Example #1: Highlights of Mirko "Cro Cop" Filipovic, a former kickboxer, and currently an MMA fighter, known for his knockout prowess. Notice that the Thai kick applied to the temple or the side of the neck, when landed flush, almost always results in a knockdown. Ironically, Cro Cop himself was defeated in the UFC via the same technique.
Example #2: The Famous “Pimp Smackdown” video. In this case, the attacker is hit cleanly to the side of the neck by the “Karate expert” with a forearm or knifehand strike to obvious effect. Also notice that the Karate man was not planted to deliver maximum power, but snapped the technique while also penetrating through the target. If he were "planted” or had a stronger base, I doubt the pimp would have been able to stumble away at all.

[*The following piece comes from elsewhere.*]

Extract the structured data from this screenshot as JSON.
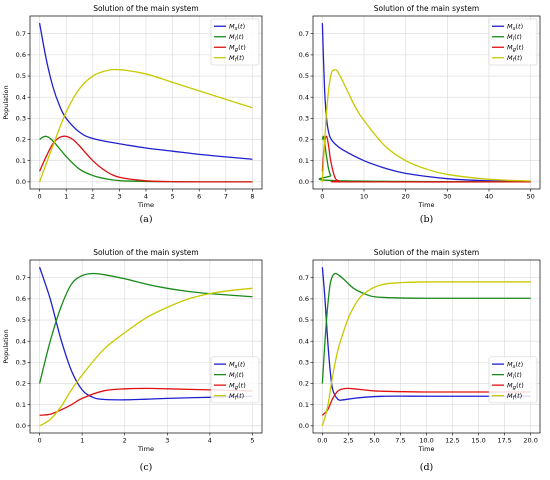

So what is the Brachial Stun? An older version of the Army Field Manual on combatives (FM 21-150) describes it this way,
A sharp blow to the side of the neck causes unconsciousness by shock to the carotid artery, jugular vein, and vagus nerve. For maximum effect, the blow should be focused below and slightly in front of the ear. A less powerful blow causes involuntary muscle spasms and intense pain. The side of the neck is one of the best targets to use to drop an opponent immediately or to disable him temporarily to finish him later.Clearly, the goal in FM 21-150 was to put an opponent down quickly, and this technique does. That’s why it’s become a staple of police defensive tactics and almost all combatives (military hand-to-hand use or based) systems.
CAUTION: This is for informational purposes only. Any strike that can drop or disable an opponent may result in unconsciousness or death, even by a secondary impact (the floor or another object).